Trust the French to have cuisine in mind when coining their phrase for April Fool. On the front page of the Daily Telegraph of 3 April, I spotted a statistical prediction by my old rival for the British chess championship, Bill Hartston, that Seabass (a horse, not a marine delicacy) would win the Grand National. Bill’s theory, which seemed a sure thing at the time, was that according to past results, stretching back 174 years, winners would have a name of one word consisting of between seven and 11 letters and beginning with S, R, M or C. The winning horse would also be aged nine or ten. Believing in the infallibility of such an eminent ‘mathematician’ and ‘Cambridge University graduate’ as the Telegraph put it, without mentioning his distinction at chess, I placed £100 to win on Seabass, which promptly went to sleep and strolled in far behind even the generous limits permitted by an ‘each way’ punt. Seabass didn’t just get away; the horse never really got going.

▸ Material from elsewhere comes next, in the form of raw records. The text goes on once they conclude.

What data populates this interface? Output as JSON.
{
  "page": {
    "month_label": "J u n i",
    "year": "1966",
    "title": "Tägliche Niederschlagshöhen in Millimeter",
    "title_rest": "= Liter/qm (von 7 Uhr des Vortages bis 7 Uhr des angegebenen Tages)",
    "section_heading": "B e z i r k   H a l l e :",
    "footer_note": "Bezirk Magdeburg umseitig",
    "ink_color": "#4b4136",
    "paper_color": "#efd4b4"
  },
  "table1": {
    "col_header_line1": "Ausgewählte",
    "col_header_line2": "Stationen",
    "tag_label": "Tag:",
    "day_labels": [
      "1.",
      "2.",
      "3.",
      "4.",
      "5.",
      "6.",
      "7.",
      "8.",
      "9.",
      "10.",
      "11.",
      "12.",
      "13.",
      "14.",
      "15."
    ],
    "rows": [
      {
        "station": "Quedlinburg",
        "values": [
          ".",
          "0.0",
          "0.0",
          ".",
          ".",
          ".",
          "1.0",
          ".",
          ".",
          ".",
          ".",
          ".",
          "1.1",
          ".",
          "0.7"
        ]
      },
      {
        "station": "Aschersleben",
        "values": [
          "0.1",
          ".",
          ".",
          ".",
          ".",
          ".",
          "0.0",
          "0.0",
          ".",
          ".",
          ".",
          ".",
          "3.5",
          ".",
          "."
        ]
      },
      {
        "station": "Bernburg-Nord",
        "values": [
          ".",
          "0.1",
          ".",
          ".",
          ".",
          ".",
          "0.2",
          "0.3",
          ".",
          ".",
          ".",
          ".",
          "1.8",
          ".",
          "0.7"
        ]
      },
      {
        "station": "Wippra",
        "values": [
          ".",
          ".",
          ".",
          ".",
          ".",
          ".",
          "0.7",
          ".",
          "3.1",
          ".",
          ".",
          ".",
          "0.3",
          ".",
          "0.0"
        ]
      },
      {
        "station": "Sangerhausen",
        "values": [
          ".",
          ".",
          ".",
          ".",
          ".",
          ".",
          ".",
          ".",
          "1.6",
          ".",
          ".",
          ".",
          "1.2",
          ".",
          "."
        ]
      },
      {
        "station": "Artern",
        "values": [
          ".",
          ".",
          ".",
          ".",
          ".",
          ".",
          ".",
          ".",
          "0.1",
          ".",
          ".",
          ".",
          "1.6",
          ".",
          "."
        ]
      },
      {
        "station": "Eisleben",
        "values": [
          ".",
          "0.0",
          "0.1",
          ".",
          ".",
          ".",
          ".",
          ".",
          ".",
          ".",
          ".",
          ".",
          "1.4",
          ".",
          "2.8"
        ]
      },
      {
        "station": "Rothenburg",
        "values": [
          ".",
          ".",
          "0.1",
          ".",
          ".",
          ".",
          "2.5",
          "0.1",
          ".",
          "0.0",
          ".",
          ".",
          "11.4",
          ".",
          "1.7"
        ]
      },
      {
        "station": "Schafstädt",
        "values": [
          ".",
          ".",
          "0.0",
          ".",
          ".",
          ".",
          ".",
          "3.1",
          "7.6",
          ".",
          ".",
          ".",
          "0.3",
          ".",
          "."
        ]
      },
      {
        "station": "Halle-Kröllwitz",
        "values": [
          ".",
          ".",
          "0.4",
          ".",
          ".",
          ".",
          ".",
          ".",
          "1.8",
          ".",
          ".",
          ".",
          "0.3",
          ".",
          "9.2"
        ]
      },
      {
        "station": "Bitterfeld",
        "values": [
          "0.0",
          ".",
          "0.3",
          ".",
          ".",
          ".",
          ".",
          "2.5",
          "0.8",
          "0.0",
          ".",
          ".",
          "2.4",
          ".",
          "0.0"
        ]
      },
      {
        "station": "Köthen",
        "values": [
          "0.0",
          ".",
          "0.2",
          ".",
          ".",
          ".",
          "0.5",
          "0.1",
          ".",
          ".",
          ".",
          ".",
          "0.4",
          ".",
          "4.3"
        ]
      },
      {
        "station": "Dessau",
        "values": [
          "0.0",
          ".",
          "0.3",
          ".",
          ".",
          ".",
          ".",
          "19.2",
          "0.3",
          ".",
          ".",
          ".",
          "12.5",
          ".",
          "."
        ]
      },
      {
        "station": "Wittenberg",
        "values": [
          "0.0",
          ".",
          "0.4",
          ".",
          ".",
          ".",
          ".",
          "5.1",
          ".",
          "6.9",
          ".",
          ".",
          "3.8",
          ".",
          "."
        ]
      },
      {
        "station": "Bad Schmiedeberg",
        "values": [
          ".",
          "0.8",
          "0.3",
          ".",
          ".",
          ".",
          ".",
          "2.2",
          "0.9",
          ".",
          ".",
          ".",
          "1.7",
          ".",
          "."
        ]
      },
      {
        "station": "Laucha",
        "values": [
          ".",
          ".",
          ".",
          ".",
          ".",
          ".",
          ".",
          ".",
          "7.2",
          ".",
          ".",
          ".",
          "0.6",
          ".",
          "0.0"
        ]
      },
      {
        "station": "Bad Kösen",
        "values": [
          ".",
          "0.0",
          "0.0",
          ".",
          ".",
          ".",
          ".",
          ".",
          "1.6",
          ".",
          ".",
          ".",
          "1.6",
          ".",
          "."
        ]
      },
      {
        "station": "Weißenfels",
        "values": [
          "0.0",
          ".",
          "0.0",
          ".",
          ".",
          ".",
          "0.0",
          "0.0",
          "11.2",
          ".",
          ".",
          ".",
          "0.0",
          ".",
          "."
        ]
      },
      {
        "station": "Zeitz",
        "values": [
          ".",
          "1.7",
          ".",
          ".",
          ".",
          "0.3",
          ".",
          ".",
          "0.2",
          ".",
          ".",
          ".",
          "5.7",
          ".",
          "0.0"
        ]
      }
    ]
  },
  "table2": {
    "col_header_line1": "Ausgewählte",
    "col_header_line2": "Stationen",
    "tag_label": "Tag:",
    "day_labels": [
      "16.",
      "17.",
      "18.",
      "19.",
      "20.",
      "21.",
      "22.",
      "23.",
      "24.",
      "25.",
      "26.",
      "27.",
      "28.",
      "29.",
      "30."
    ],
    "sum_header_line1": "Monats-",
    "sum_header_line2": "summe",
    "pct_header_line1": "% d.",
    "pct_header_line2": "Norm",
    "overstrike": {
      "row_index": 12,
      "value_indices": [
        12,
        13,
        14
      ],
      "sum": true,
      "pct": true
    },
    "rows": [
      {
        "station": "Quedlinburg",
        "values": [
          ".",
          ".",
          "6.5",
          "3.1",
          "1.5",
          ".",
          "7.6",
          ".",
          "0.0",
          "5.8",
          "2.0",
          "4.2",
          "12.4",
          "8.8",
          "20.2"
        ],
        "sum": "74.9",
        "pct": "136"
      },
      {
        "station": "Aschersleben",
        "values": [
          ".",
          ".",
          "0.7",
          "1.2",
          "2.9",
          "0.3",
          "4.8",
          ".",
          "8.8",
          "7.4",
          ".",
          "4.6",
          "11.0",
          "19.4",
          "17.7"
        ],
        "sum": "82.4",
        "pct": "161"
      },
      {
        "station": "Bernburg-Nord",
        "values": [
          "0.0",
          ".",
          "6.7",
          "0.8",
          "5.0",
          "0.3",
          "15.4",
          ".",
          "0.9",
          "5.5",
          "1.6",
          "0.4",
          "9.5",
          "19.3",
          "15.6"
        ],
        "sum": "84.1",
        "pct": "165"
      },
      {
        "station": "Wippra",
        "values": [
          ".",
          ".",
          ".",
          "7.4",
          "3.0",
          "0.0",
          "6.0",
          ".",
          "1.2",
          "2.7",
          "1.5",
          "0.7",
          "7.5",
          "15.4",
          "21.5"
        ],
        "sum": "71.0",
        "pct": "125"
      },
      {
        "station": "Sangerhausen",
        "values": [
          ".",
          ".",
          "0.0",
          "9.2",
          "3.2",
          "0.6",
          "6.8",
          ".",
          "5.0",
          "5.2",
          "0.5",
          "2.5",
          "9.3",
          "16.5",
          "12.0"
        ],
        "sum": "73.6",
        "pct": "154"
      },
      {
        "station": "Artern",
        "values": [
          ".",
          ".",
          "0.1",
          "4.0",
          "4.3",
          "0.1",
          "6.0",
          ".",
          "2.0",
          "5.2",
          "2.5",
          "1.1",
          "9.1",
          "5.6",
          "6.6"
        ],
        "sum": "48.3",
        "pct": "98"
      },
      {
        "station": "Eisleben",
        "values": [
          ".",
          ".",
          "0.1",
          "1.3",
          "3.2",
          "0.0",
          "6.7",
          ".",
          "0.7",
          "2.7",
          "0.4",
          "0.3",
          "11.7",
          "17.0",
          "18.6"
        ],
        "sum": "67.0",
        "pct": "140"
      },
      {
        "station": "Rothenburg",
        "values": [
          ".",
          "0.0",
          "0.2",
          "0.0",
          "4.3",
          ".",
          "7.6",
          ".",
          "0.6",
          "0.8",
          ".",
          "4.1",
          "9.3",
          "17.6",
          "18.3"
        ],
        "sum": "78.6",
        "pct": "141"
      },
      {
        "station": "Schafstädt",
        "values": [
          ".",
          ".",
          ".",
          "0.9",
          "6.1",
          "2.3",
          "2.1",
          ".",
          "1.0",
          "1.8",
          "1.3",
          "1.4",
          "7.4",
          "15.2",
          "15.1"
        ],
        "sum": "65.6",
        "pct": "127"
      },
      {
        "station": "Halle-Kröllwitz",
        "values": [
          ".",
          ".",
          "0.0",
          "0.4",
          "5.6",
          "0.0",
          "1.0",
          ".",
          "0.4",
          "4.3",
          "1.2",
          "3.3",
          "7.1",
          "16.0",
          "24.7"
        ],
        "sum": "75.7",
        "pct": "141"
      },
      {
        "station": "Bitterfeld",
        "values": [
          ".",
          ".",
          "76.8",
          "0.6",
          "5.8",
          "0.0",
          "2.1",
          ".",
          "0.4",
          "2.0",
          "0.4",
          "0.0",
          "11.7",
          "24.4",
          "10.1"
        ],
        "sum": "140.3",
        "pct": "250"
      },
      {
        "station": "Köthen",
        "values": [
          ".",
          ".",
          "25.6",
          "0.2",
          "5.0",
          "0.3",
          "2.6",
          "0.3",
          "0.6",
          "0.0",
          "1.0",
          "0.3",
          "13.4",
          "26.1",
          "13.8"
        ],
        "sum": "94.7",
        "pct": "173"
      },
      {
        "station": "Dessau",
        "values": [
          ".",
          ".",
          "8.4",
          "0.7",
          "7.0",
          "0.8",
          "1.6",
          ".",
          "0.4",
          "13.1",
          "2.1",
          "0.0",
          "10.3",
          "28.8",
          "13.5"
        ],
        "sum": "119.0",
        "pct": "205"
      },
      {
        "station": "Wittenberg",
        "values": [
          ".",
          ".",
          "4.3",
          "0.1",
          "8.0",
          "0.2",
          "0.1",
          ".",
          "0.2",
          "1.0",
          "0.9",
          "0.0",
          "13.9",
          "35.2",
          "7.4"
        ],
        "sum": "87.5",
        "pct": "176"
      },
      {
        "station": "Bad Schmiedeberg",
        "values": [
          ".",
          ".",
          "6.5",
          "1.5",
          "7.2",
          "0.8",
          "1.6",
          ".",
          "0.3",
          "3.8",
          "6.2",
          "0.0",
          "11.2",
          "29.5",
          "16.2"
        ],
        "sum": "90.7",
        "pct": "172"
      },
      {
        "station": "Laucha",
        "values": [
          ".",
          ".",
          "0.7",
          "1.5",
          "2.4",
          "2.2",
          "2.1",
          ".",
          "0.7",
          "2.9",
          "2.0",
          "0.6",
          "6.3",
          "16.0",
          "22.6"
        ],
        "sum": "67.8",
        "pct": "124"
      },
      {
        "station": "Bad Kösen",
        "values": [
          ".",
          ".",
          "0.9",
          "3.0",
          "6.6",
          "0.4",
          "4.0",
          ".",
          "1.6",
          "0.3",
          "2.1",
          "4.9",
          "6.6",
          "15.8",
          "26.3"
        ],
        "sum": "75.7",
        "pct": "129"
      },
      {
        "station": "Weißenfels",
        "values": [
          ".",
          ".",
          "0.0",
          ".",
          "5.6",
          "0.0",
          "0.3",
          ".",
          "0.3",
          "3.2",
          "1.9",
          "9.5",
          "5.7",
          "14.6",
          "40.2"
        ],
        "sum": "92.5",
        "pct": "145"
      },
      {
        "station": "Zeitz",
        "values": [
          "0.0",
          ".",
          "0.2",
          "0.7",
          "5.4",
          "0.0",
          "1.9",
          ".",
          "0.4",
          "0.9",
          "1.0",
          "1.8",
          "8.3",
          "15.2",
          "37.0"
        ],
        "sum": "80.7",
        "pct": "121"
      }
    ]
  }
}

My disappointment at Seabass’s failure to perform echoed an earlier encounter with a piscine dasher of mortal hopes. At the 1987 world championship between Karpov and Kasparov, a group of journalists had gathered for dinner in La Dorada restaurant in Seville.  La Dorada, which is actually Spanish for a sea bream, is not just the name of the restaurant, but the title of their signature dish — a whole fish baked in a casing of salt, to retain the juices after the salt had been cracked away. The table unanimously began ordering dorada, when, out of the corner of my eye, I observed a waiter carrying something very large and very red on a huge tray. I inquired of a Spanish friend, the well-known sports journalist Leontxo Garcia, what this might be, and he answered a ‘bogavante’.